Bir baktım ki Arda'nın da neşesi yerine gelmiş. Gözleriyle gülüyor çocuk. "O zaman bir müzik açarsın gardaşım. Bayaaa sıkıldık da."
"Hay hay." onayladıktan sonra Arda'ya neşeli bir müzik açtı ödüllü Yazar Efe'ndi. Yazarımız da ödüllü artık. Ahahahah. Mutlular. Arda oynamaya başladı bile. Güzel oldu. Güzel oldu böyle.
✨
Eve döndükten bir saat sonra eksikleri almak için nineciğim tarafından bakkala gönderildim. Upuzun bir liste verdi. Bir deste de para. Acil olanları getir, diğerlerini sonra Güven Bey getirir dedi ama ben hepsini taşımayı düşünüyorum. Noksanlık var biraz, akıldan. Ahahah. Güçsüz müyüm lan ben? Taşıyamaz mıyım? Hem kendi evim olunca da taşımak zorunda kalacağım. Şimdiden antrenman yapmam lazım. Kimseye şeyim yok benim. Neydi o? Hah şey. Tenezzül. Başka bir şey de olabilir. Neyse önemli değil. Onu mu düşüneceğim şimdi.
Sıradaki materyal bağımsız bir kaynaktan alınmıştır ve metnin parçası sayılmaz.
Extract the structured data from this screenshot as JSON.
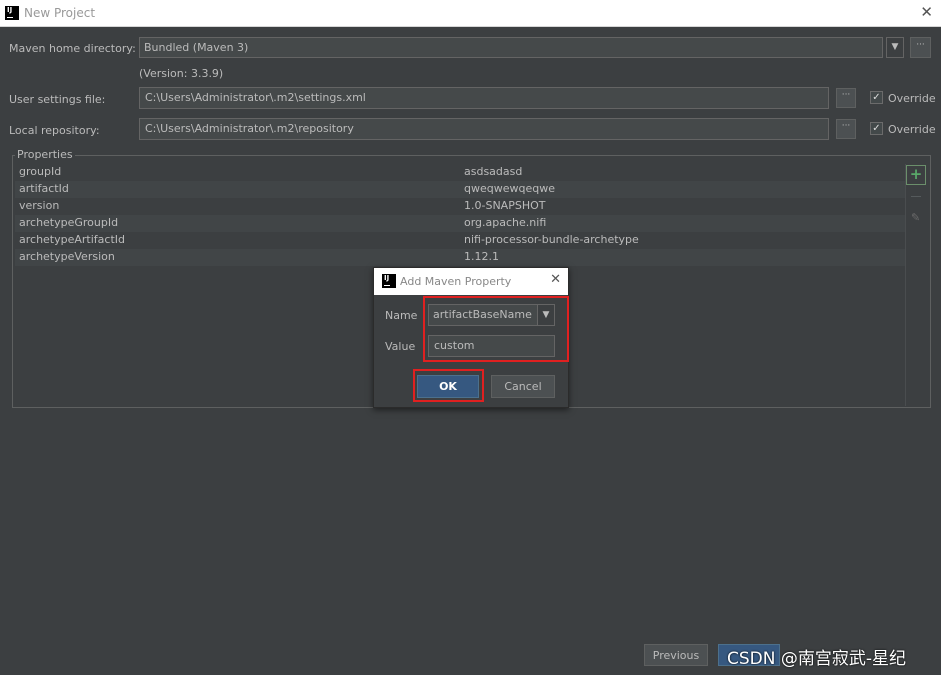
{
  "window": {
    "title": "New Project",
    "icon": "intellij-icon"
  },
  "maven_home": {
    "label": "Maven home directory:",
    "value": "Bundled (Maven 3)",
    "version": "(Version: 3.3.9)"
  },
  "user_settings": {
    "label": "User settings file:",
    "value": "C:\\Users\\Administrator\\.m2\\settings.xml",
    "override_label": "Override",
    "override_checked": true
  },
  "local_repo": {
    "label": "Local repository:",
    "value": "C:\\Users\\Administrator\\.m2\\repository",
    "override_label": "Override",
    "override_checked": true
  },
  "properties": {
    "title": "Properties",
    "rows": [
      {
        "key": "groupId",
        "value": "asdsadasd"
      },
      {
        "key": "artifactId",
        "value": "qweqwewqeqwe"
      },
      {
        "key": "version",
        "value": "1.0-SNAPSHOT"
      },
      {
        "key": "archetypeGroupId",
        "value": "org.apache.nifi"
      },
      {
        "key": "archetypeArtifactId",
        "value": "nifi-processor-bundle-archetype"
      },
      {
        "key": "archetypeVersion",
        "value": "1.12.1"
      }
    ]
  },
  "dialog": {
    "title": "Add Maven Property",
    "name_label": "Name",
    "name_value": "artifactBaseName",
    "value_label": "Value",
    "value_value": "custom",
    "ok_label": "OK",
    "cancel_label": "Cancel"
  },
  "footer": {
    "previous_label": "Previous"
  },
  "watermark": "CSDN @南宫寂武-星纪",
  "colors": {
    "background": "#3c3f41",
    "highlight": "#e02020",
    "primary_button": "#365880",
    "add_icon": "#59a869"
  }
}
Bakkala girdim varınca. Sinan bakışlarını telefonundan üzerime kaldırdı. Tek kaşını kaldırdı. Ben de listeyi ona uzattım. Tek tek arayıp bulamam, o biliyordur yerlerini. Gerçi ben de bir güncük çalıştım burada ama neyyse. Listeyi alıp ortadan böldü. Yarısını bana uzattı. "Sen de bir işe yara yavru çıngırak."
Çı çı çı. Hâlâ mı çıngırak? Göz devirip elinden uzattığı kısmı çektim. Evde de mübarek bir ben kalmışım, her şey bitmiş.
Listedeki her şeyi arayıp bulduk. Sinan hepsinin fiyatını okuttu. Elimdeki para destesini uzattım. Alıp saydı, başını salladı. "Tamam."
"Yok artık tam olması imkansız."
"Tamam değilse de tamam. Uzatma işte."
"Olmaz öyle. Ne kadar eksik söyle."
"Kızım uzatma dedim ya. Ya sabıırr."
"Aman. Ver poşetlerimi."
"Hepsini sen mi taşıyacaksın?"
"Yanımda yöremde başka birini görebiliyor musun?"
"Tamam bekle birlikte götürürüz."
"Ne beklemesi götürürüm ben. Gerek yok."
"Kızım bekle on dakika. Birazdan babam gelir bakkalı ona devredip seninle gelirim."
"Gerek yok dedim ya. Ben hallederim. Hem ne var bunlarda. İki üç bir şey."
"Yarı yolda sızlanmaya başlarsın. Bekle biraz ölmezsin. Hem madem o kadar güçlüsün valizlerini niye bize taşıttın?"
Gözlerimi kıstım, o da sırıttı. "Sen de iyi ki bir halta yaramıştın. Bin kere söyle. Ayrıca o zaman sana gıcıklığımdan taşıtmıştım. Yani öyle olma ihtimali var." emin değilim, hatırlamıyorum.
"Artık gıcık değilsin o zaman."
"Gıcığım. Ama gıcıklığım taktik değiştiriyor sürekli."
"Tabi tabi. İçten içe seviyorsun beni. İtiraf et."
"Yok artık. Delirdin mi? Bu düşünülemez. Düşünülememeli."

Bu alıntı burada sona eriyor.